The trial judge properly refused to instruct the jury on the defense's theory that discontinuing the "heroic measures" may have constituted an "intervening cause" of death[2] so as to insulate the defendant from homicide liability. Although no specific instruction was requested,[3] the defendant suggests in his brief that the court could have properly instructed the jury as follows:

If you find that the Government has proved beyond a reasonable doubt all the other elements of the offense and that the defendant caused [the victim's] death, it is your duty to find the defendant guilty of murder. If, on the other hand, you find that the Government has failed to prove beyond a reasonable doubt that the defendant caused [the victim's] death because the actions of [the physician] constituted intentional or willful malpractice or were an abnormal response to the situation caused by the defendant's acts, then you must find the defendant not guilty of murder. [Emphasis added.]

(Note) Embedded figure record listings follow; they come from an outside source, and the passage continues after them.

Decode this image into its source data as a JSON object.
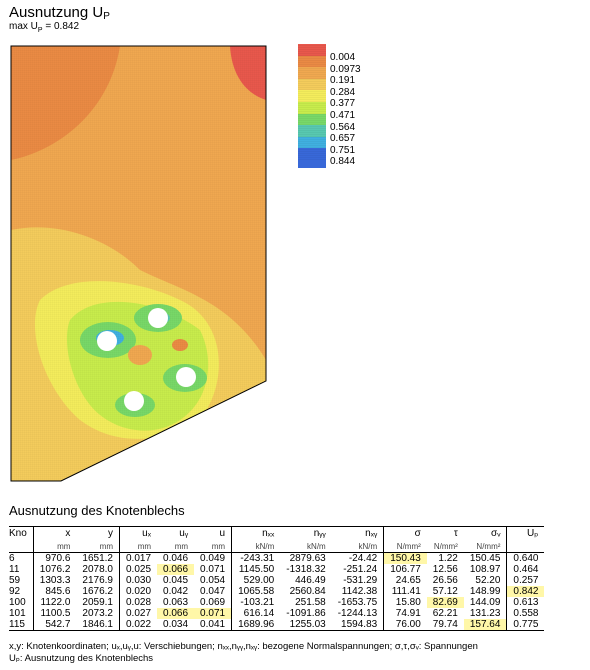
{
  "header": {
    "title_main": "Ausnutzung U",
    "title_sub": "P",
    "subtitle_prefix": "max U",
    "subtitle_sub": "P",
    "subtitle_value": " = 0.842"
  },
  "legend": {
    "labels": [
      "0.004",
      "0.0973",
      "0.191",
      "0.284",
      "0.377",
      "0.471",
      "0.564",
      "0.657",
      "0.751",
      "0.844"
    ],
    "colors": [
      "#e8584c",
      "#ea8a44",
      "#f0a850",
      "#f4cc5c",
      "#f4ec5c",
      "#c8ec4c",
      "#78d868",
      "#58c8b0",
      "#40b0e0",
      "#3868d8"
    ]
  },
  "plot": {
    "plate_fill": "#f0a850",
    "hole_color": "#ffffff"
  },
  "section_title": "Ausnutzung des Knotenblechs",
  "table": {
    "headers": [
      "Kno",
      "x",
      "y",
      "uₓ",
      "uᵧ",
      "u",
      "nₓₓ",
      "nᵧᵧ",
      "nₓᵧ",
      "σ",
      "τ",
      "σᵥ",
      "Uₚ"
    ],
    "units": [
      "",
      "mm",
      "mm",
      "mm",
      "mm",
      "mm",
      "kN/m",
      "kN/m",
      "kN/m",
      "N/mm²",
      "N/mm²",
      "N/mm²",
      ""
    ],
    "rows": [
      [
        "6",
        "970.6",
        "1651.2",
        "0.017",
        "0.046",
        "0.049",
        "-243.31",
        "2879.63",
        "-24.42",
        "150.43",
        "1.22",
        "150.45",
        "0.640"
      ],
      [
        "11",
        "1076.2",
        "2078.0",
        "0.025",
        "0.066",
        "0.071",
        "1145.50",
        "-1318.32",
        "-251.24",
        "106.77",
        "12.56",
        "108.97",
        "0.464"
      ],
      [
        "59",
        "1303.3",
        "2176.9",
        "0.030",
        "0.045",
        "0.054",
        "529.00",
        "446.49",
        "-531.29",
        "24.65",
        "26.56",
        "52.20",
        "0.257"
      ],
      [
        "92",
        "845.6",
        "1676.2",
        "0.020",
        "0.042",
        "0.047",
        "1065.58",
        "2560.84",
        "1142.38",
        "111.41",
        "57.12",
        "148.99",
        "0.842"
      ],
      [
        "100",
        "1122.0",
        "2059.1",
        "0.028",
        "0.063",
        "0.069",
        "-103.21",
        "251.58",
        "-1653.75",
        "15.80",
        "82.69",
        "144.09",
        "0.613"
      ],
      [
        "101",
        "1100.5",
        "2073.2",
        "0.027",
        "0.066",
        "0.071",
        "616.14",
        "-1091.86",
        "-1244.13",
        "74.91",
        "62.21",
        "131.23",
        "0.558"
      ],
      [
        "115",
        "542.7",
        "1846.1",
        "0.022",
        "0.034",
        "0.041",
        "1689.96",
        "1255.03",
        "1594.83",
        "76.00",
        "79.74",
        "157.64",
        "0.775"
      ]
    ],
    "highlight_color": "#fff7a8"
  },
  "footnotes": [
    "x,y: Knotenkoordinaten;   uₓ,uᵧ,u: Verschiebungen;   nₓₓ,nᵧᵧ,nₓᵧ: bezogene Normalspannungen;   σ,τ,σᵥ: Spannungen",
    "Uₚ: Ausnutzung des Knotenblechs"
  ]
}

For such an instruction to have been proper, evidence must have been presented (1) to resolve the issue of what constitutes "intentional *1280 or willful malpractice" or an "abnormal response," and (2) to demonstrate that the actions of the attending physician breached that standard. E. g., Haven v. Randolph, 161 U.S.App.D.C. 150, 152, 494 F.2d 1069, 1070 (1974) (per curiam) (prima facie case established by evidence of standard and breach).[4] In this case, there is no evidentiary basis for the kind of instruction now proposed.

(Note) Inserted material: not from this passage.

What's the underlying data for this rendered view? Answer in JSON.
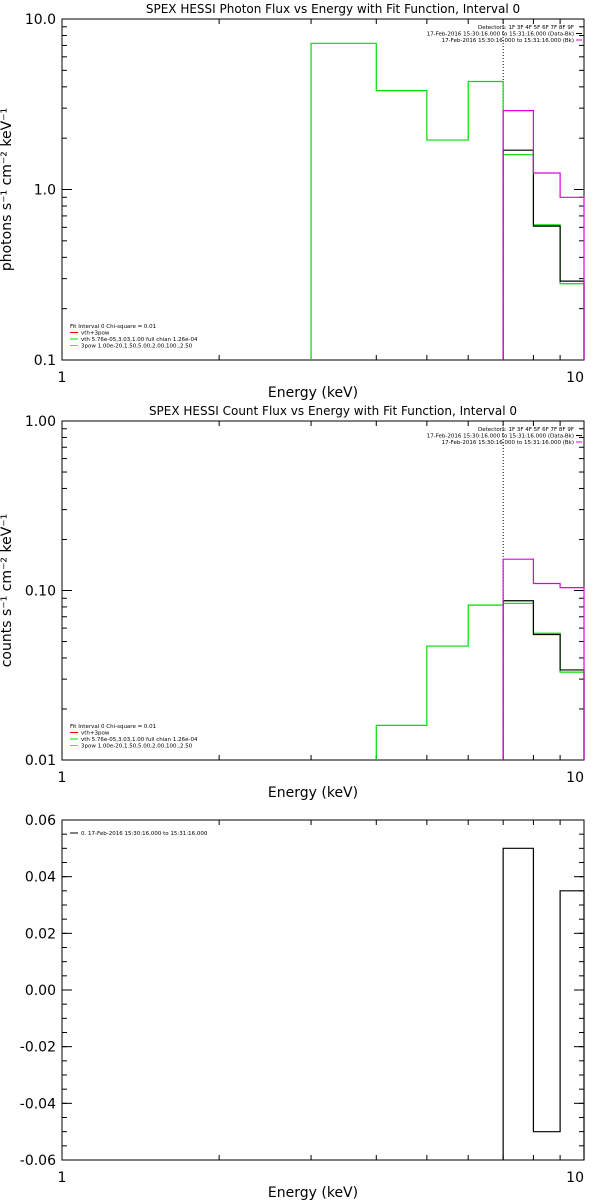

The situation is analogous to a tort claim for medical malpractice. With one exception, a jury is permitted to find a physician liable in tort for malpractice only when the standard of care has been established by expert testimony. E. g., Harris v. Cafritz Memorial Hospital, D.C.App., 364 A.2d 135 (1976); Robbins v. Footer, 179 U.S.App.D.C. 389, 392-93, 553 F.2d 123, 126-27 (1977). The exception to the rule is:

Where laymen can say, as a matter of common knowledge and observation, that the type of harm would not ordinarily occur in the absence of negligence, the jury is allowed to infer negligence without expert testimony being presented. Haven v. Randolph, 161 U.S.App.D.C. 150, 151, 494 F.2d 1069, 1070 (1974); Prosser, The Law of Torts . . . 227. [Harris v. Cafritz Memorial Hospital, supra at 137 (emphasis added) (footnote omitted).]

See People v. Love, 45 Ill.App.3d 259, 3 Ill.Dec. 874, 876, 359 N.E.2d 733 (1977) ("where the evidence of causation is beyond the understanding of laymen, expert testimony must establish . . . the [cause of] death"), rev'd, 71 Ill.2d 74, 15 Ill.Dec. 628, 373 N.E.2d 1312 (1978) (evidence of causation sufficient without further expert medical testimony); State v. Brandt, 467 S.W.2d 948 (Mo.1971) (expert unnecessary where, from evidence, reasonable persons "of average intelligence would know from [their] own experience or knowledge that the wound was mortal in character," but expert testimony is necessary "where the cause of death is obscure and an average layman could have no well grounded opinion as to cause"); see also D. C. v. Barriteau, D.C.App., 399 A.2d 563 (1979) (expert testimony regarding economic loss). We will examine first the facts as they apply to the exception and then as they apply to the rule.

The medical conduct here involved does not, "as a matter of common knowledge and observation," constitute the requisite malpractice.